If you have an activity that deal only with biomolecule, no existing chemical entity database and no need to query your data with atomic level question (like which entities have this custom substructure) you should go for the HELM representation which is text based, easier to manipulate.
In both situations, the data registration is a challenge.
- For chemical entities, multiple formats are mostly inter compatibles and can be imported from and to various systems. They can also be detected from text (for example using the Naming technology from Chemaxon).
- For biomolecules, the question is more difficult. Conversion from a format to another is difficult, , existing databases are limited and extraction from text has no equivalent as document to structure approach.
One direction is to rely on Text Processing strategy to detect biomolecule in your dataset.

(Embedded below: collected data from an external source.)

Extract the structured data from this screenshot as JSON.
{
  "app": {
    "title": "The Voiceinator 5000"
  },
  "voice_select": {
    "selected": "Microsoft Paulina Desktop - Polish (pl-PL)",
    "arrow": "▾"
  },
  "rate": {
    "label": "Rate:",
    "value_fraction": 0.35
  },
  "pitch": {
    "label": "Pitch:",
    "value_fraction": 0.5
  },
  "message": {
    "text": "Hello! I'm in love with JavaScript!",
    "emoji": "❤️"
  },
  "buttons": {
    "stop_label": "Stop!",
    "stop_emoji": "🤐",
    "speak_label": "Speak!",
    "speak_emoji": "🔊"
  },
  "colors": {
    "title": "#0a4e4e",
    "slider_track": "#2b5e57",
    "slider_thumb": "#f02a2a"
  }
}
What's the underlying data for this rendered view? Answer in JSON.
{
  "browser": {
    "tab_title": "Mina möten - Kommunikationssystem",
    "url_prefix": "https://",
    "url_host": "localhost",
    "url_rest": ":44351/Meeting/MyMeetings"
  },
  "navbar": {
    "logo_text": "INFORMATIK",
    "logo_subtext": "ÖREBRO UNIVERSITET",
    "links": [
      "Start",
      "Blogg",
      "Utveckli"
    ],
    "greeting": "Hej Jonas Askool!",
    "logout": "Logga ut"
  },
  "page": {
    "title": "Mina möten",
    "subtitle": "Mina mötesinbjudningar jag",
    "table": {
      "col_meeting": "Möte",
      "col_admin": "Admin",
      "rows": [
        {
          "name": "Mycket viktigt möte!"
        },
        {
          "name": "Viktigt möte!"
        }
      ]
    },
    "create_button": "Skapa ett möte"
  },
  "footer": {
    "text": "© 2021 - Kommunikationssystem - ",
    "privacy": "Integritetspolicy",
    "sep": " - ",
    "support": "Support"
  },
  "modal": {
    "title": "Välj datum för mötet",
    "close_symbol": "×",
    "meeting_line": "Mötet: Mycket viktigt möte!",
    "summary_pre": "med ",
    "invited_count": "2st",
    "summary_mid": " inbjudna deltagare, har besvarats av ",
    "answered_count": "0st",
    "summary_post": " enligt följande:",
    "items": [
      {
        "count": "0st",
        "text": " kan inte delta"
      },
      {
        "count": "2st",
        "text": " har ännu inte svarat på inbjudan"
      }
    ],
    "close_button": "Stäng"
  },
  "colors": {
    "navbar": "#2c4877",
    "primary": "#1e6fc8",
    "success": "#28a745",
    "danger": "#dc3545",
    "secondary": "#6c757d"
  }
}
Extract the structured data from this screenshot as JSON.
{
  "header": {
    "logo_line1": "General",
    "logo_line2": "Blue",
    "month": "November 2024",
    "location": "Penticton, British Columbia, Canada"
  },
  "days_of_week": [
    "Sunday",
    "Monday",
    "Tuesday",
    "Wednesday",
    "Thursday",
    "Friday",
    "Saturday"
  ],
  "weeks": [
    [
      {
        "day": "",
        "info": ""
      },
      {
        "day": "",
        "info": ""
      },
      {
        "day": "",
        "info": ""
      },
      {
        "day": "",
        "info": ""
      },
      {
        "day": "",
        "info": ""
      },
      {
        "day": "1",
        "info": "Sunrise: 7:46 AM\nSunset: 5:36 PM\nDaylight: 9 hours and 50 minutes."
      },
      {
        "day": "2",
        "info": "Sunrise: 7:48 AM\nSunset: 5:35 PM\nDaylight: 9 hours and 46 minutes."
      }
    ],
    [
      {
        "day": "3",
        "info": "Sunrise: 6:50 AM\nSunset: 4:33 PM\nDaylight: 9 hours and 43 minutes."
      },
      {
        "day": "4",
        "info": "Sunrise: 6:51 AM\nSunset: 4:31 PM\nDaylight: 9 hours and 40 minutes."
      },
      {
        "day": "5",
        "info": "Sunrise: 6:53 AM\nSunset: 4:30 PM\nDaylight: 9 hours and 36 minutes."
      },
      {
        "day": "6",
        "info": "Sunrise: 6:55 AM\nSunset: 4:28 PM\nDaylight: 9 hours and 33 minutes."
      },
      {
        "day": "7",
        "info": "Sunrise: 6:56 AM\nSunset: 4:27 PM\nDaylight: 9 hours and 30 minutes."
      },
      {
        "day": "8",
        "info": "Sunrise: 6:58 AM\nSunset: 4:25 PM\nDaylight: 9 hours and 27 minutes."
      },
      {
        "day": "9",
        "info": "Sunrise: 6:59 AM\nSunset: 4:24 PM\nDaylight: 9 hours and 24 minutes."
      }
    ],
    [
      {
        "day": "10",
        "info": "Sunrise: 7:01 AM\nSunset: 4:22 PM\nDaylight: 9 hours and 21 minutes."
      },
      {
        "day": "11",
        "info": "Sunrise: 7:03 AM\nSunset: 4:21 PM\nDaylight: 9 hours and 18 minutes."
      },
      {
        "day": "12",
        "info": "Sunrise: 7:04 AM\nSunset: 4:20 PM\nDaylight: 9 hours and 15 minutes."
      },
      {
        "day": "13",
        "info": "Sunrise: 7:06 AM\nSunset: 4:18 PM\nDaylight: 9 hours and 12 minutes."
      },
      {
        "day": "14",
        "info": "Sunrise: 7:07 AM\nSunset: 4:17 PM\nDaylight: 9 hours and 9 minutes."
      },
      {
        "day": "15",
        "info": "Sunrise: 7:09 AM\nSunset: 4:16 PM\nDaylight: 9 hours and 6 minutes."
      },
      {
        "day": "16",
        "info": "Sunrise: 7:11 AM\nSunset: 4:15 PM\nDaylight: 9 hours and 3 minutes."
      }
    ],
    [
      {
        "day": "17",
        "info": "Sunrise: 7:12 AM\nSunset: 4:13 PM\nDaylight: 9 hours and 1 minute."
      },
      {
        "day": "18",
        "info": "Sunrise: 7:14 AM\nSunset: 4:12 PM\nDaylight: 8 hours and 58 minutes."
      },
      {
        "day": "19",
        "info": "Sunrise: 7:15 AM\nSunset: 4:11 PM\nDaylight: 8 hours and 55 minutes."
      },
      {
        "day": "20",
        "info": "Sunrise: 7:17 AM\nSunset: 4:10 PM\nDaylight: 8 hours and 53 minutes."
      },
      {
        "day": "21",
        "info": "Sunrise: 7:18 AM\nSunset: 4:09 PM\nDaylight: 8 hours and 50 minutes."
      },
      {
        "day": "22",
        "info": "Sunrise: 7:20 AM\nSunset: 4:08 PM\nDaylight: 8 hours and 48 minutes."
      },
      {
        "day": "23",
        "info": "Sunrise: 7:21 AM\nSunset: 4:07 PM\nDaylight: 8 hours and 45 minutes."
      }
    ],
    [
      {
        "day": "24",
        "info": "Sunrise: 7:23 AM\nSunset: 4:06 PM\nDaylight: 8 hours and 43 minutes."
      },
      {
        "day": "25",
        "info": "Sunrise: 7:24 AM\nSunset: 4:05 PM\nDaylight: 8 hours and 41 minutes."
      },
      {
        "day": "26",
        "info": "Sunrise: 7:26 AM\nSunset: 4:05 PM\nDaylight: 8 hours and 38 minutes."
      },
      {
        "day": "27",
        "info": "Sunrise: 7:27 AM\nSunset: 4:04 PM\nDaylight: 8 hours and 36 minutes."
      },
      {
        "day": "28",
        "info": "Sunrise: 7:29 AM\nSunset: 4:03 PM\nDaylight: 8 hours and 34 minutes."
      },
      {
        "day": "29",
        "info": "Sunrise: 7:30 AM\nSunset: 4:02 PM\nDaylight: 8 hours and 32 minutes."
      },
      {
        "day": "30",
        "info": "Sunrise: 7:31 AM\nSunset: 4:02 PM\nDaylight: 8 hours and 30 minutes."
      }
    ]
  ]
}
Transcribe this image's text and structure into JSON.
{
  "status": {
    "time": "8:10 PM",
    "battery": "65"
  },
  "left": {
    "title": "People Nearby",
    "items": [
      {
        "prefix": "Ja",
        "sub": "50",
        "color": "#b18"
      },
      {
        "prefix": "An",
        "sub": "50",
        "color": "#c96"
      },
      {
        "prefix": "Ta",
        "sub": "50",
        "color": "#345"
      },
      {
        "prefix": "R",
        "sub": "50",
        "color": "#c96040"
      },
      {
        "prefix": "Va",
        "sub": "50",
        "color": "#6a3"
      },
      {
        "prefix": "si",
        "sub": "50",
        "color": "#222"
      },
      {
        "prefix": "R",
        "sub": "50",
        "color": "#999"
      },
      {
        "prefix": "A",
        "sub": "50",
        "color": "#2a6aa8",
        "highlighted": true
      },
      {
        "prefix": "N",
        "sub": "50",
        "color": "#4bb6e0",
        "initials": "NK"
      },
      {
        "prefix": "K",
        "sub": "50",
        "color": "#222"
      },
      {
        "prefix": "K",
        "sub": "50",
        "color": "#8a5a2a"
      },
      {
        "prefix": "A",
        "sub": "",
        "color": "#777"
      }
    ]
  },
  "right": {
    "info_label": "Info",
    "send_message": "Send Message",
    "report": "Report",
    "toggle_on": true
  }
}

Here below, you can see an example on Inquiro detecting proteins names for data related to diabetes in adolescent age group. This gives researchers a quick overview of how this type of biomolecules are spread over the data he is working on.

SUMMARY
Querying a biomolecule in a dataset is not trivial as there is not so many standards formats that aim to describe these complex strutures. Nevetheless, relying on Text Processing strategy provides capabilities to reveal insghts or at a minimum an overview of how biomolecules are spread over the dataset.